Als ich als Politikwissenschaftlerin am HPI studierte, überlegte ich, wie sich Design Thinking auf Politik und Verwaltung übertragen lässt. 2010 war das noch Zukunftsmusik in Deutschland, während Design Thinking und nutzerzentrierte Gestaltung bereits von Verwaltungen weltweit als Problemlösungsansatz genutzt wurden. Das war auch der Grund, mich im Rahmen meiner Promotion mit dem Thema intensiver auseinanderzusetzen. In Singapur und Australien habe ich geforscht, wie öffentliche Verwaltungen Design Thinking implementieren kann.

Machen statt diskutieren

Die Leidenschaft für den öffentlicher Sektor und das Interesse an nutzerzentrierter Gestaltung teile ich mit meinen Mitgründer*innen. Wir haben gesehen, dass in Deutschland etwas fehlt. Zusammen mit Martin Jordan, der mittlerweile als Head of Service Design in der britischen Verwaltung arbeitet, und Simone Carrier, freiberufliche Servicedesignerin, die ebenfalls mit Verwaltungen international gearbeitet hat, habe ich 2017 die erste Konferenz organisiert. Diese findet seitdem jährlich statt. Ein Katalysator für unsere Netzwerkarbeit war 2018 unser Vortrag beim IT-Planungsrat-Fachkongress über die Wichtigkeit von Nutzerzentrierung als Leitlinie für die Digitalisierung.

Für die Arbeit im Public Service Lab helfen mir die vielseitigen Rollen und Erfahrungen. Ich möchte den digitalen Wandel mitgestalten – und zwar genau mit der nutzerzentrierten Brille. Dabei ist das Public Service Lab für mich ein Experimentierraum. Mit dem Public Service Lab kann ich Themen, die mir wichtig sind, vorantreiben, Impulse setzen, etwas eigenes schaffen. Ich ziehe aus der Netzwerkarbeit wertvolle fachliche Impulse, schätze den breiten Austausch und die Vernetzung mit der Community. Das inspiriert auch meine berufliche Tätigkeit als Beraterin bei der init AG, wo ich seit 2019 die Umsetzung des Onlinezugangsgesetzes begleite.
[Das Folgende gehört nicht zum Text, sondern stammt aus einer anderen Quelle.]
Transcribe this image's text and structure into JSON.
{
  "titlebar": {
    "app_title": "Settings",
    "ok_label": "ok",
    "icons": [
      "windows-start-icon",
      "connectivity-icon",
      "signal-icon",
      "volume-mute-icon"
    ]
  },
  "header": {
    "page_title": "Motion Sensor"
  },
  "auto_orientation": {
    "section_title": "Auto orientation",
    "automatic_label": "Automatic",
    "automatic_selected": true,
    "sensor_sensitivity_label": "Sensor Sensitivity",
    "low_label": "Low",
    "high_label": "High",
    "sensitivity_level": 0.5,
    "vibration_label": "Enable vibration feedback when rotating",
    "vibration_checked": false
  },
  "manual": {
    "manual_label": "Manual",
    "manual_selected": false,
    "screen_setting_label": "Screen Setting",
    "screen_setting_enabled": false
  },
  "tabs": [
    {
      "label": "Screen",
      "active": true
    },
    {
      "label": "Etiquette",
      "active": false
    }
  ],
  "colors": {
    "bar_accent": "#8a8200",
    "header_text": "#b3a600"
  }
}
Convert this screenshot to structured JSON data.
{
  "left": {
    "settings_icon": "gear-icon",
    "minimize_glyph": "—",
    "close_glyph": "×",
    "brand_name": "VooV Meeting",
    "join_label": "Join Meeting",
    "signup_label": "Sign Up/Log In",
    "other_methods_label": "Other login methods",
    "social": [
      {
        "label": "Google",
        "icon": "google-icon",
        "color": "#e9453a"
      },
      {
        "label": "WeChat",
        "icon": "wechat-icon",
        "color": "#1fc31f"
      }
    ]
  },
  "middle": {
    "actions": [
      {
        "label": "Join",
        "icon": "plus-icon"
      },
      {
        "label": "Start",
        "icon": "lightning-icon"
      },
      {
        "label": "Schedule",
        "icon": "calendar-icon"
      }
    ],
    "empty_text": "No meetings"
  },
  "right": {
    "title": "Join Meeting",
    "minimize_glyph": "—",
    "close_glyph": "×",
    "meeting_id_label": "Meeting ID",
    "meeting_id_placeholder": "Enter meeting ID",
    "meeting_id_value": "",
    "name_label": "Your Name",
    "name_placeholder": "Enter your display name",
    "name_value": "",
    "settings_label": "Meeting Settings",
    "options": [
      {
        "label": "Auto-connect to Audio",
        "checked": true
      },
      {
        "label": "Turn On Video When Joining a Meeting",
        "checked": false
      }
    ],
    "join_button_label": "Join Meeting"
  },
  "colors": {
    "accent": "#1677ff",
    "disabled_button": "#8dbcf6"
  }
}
Die Arbeit im Team des Public Service Labs beflügelt zudem einen fortwährenden Diskurs und Austausch. Unsere gemeinsame Vision ist es, die deutsche Verwaltung innovativer, agiler und nutzerzentrierter zu machen und Deutschland in der Aufholjagd in Sachen Digitalisierung zu unterstützen.

Dr. Katrin Dribbisch ist Mitgründerin des Public Service Lab und Mitherausgeberin der Service Gazette. Sie berät Verwaltungen zu nutzerzentrierten Arbeitsweisen und besseren Onlinediensten bei der Init AG. Sie promovierte zu Design Thinking in der Verwaltung und forschte dazu in Singapur und Australien.